Coordinating PI: Hanna Seppänen

Pancreatic cancer (PC) is an aggressive disease. Only a minority of the patients are eligible for potentially life-saving surgery. Many of these patients would benefit from treatment before the operation, but PC is difficult to diagnose correctly. There is therefore a pressing need for more accurate diagnostic methods. PC is also resistant to most treatments, creating an urgent need for ways to study the disease biology and to discover more effective treatments. Culture and testing of living tumor tissue, made possible by so called 3D organoid technology, could offer an improvement for both diagnosis and new treatment discovery. Serial blood and tumor sampling at diagnosis, surgery and metastatic disease reveals the changing biology and mutational status of the patient.

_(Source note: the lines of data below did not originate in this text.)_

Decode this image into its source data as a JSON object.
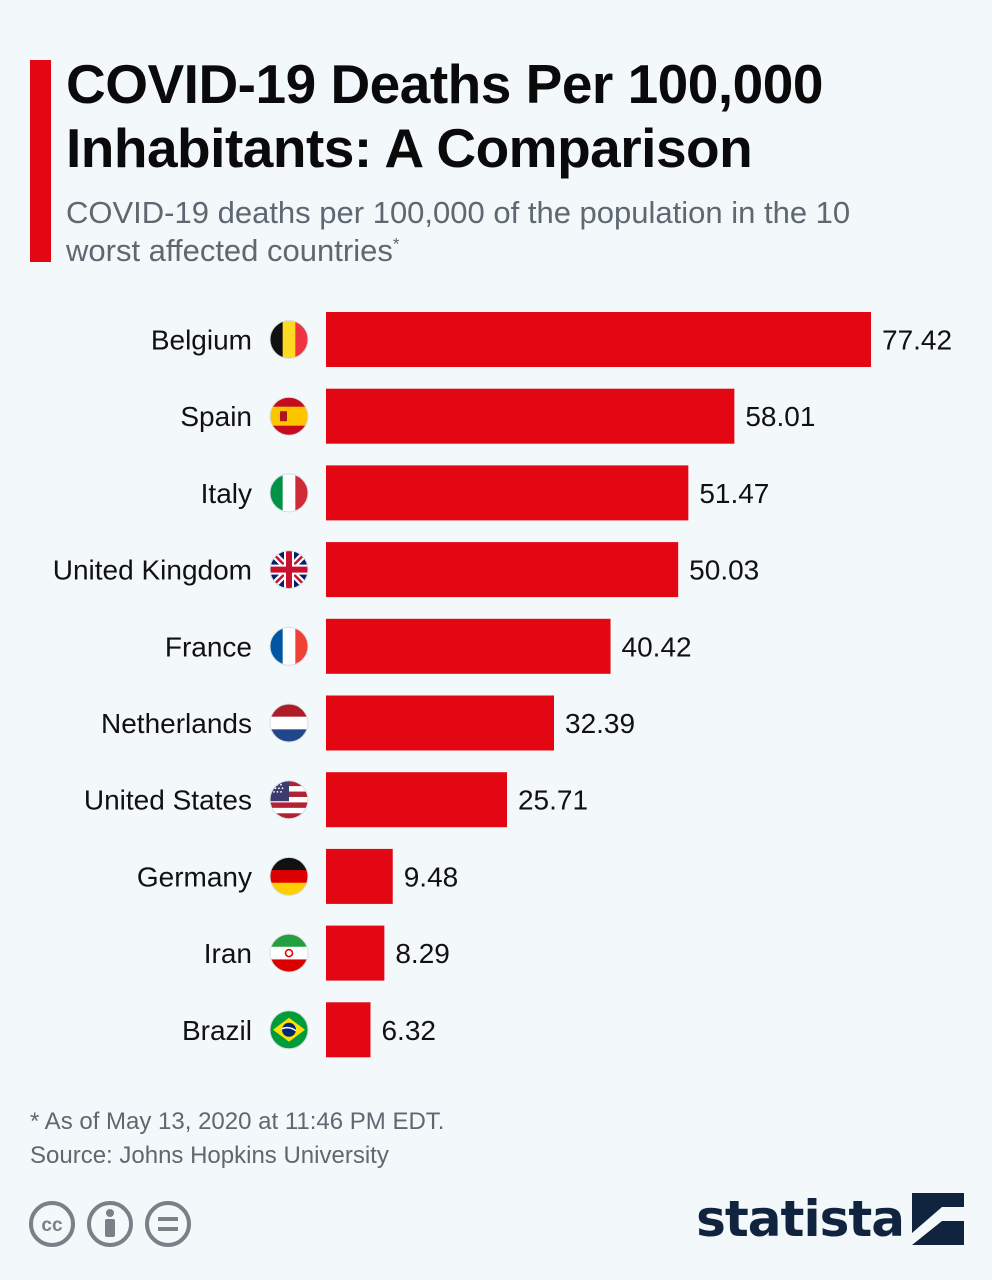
{
  "header": {
    "title": "COVID-19 Deaths Per 100,000 Inhabitants: A Comparison",
    "subtitle": "COVID-19 deaths per 100,000 of the population in the 10 worst affected countries",
    "subtitle_marker": "*"
  },
  "colors": {
    "bar": "#e30613",
    "accent": "#e30613",
    "background": "#f3f8fb",
    "text": "#111111",
    "muted": "#5f6770"
  },
  "chart_data": {
    "type": "bar",
    "orientation": "horizontal",
    "categories": [
      "Belgium",
      "Spain",
      "Italy",
      "United Kingdom",
      "France",
      "Netherlands",
      "United States",
      "Germany",
      "Iran",
      "Brazil"
    ],
    "values": [
      77.42,
      58.01,
      51.47,
      50.03,
      40.42,
      32.39,
      25.71,
      9.48,
      8.29,
      6.32
    ],
    "value_labels": [
      "77.42",
      "58.01",
      "51.47",
      "50.03",
      "40.42",
      "32.39",
      "25.71",
      "9.48",
      "8.29",
      "6.32"
    ],
    "flags": [
      "belgium-flag-icon",
      "spain-flag-icon",
      "italy-flag-icon",
      "uk-flag-icon",
      "france-flag-icon",
      "netherlands-flag-icon",
      "us-flag-icon",
      "germany-flag-icon",
      "iran-flag-icon",
      "brazil-flag-icon"
    ],
    "xlim": [
      0,
      77.42
    ],
    "grid": false,
    "legend": "none"
  },
  "footer": {
    "note": "* As of May 13, 2020 at 11:46 PM EDT.",
    "source": "Source: Johns Hopkins University",
    "license_icons": [
      "cc-icon",
      "by-icon",
      "nd-icon"
    ],
    "logo": "statista"
  }
}
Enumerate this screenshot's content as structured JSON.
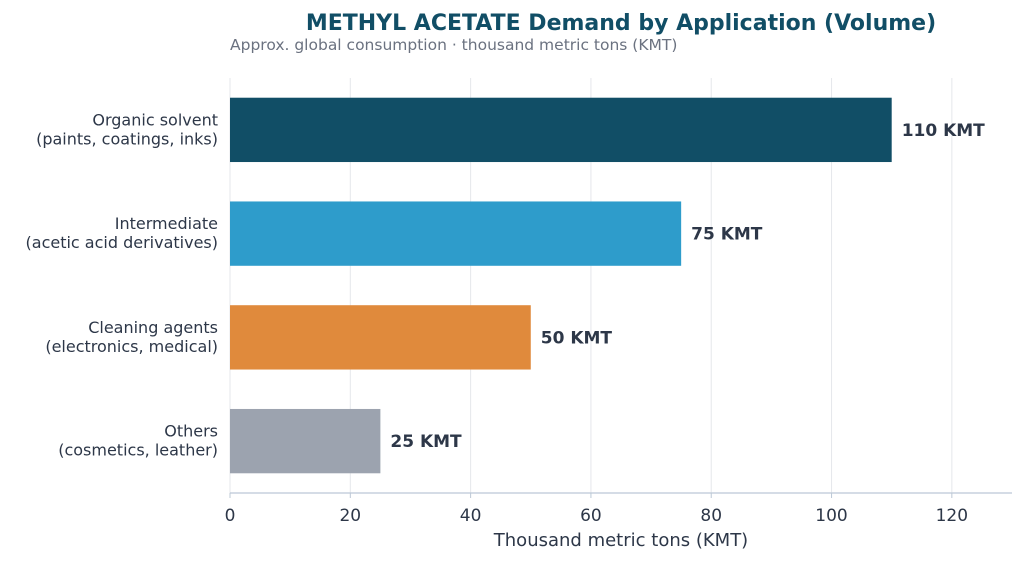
{
  "chart_data": {
    "type": "bar",
    "orientation": "horizontal",
    "title": "METHYL ACETATE Demand by Application (Volume)",
    "subtitle": "Approx. global consumption · thousand metric tons (KMT)",
    "xlabel": "Thousand metric tons (KMT)",
    "ylabel": "",
    "xlim": [
      0,
      130
    ],
    "xticks": [
      0,
      20,
      40,
      60,
      80,
      100,
      120
    ],
    "grid": true,
    "categories": [
      [
        "Organic solvent",
        "(paints, coatings, inks)"
      ],
      [
        "Intermediate",
        "(acetic acid derivatives)"
      ],
      [
        "Cleaning agents",
        "(electronics, medical)"
      ],
      [
        "Others",
        "(cosmetics, leather)"
      ]
    ],
    "values": [
      110,
      75,
      50,
      25
    ],
    "value_labels": [
      "110 KMT",
      "75 KMT",
      "50 KMT",
      "25 KMT"
    ],
    "colors": [
      "#114e66",
      "#2e9ccb",
      "#e08a3c",
      "#9ca3af"
    ]
  },
  "style": {
    "title_color": "#114e66",
    "subtitle_color": "#6b7280",
    "text_color": "#2d3748",
    "grid_color": "#e5e7eb",
    "axis_color": "#bcc8d6"
  }
}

Therapies in the neoadjuvant, adjuvant and palliative settings may vary in one patient as the mutational status varies. Using molecularly profiled organoids, we can finally approach this issue experimentally. Drug sensitivity testing may be useful in revealing patients that might benefit from new and repurposed regimens. Clinical trials are planned accordingly. The overall aim is to develop the diagnostics and treatment of PC towards a chronic, manageable disease.

Coordinating PI: Satu Mustjoki

Immunotherapies are treatments that engage patients’ immune system to fight cancer cells. Despite impressive results using these novel therapies in different types of cancers, treatment responses in selected malignancies have been poor. Immunotherapy works only in a small subset of patients and even the responsive subjects develop resistance to the treatment with time. Thus, it is crucial to understand the mechanisms behind patients’ resistance or responsiveness to treatments, to be able to target the correct subset of patients with the most effective therapies. To reach this important goal, we are planning to study the effect of different immunotherapies on the cancer cells, focusing especially on blood cancer and renal cell carcinoma patients. We will analyze how the cancer cells change upon treatment and which specific characteristics in the immune system that make a person more susceptible to each therapy type. We will also study which drugs can boost the immune system’s ability to defeat cancer cells and will test novel combinations of immunotherapies with known drugs previously used in other cancers. In addition, we aim to understand both tumor and tumor microenvironment factors that contribute to immunosuppression. Overall, these results will be important in our collective endeavor of finding effective and personalized treatments for currently uncurable cancers.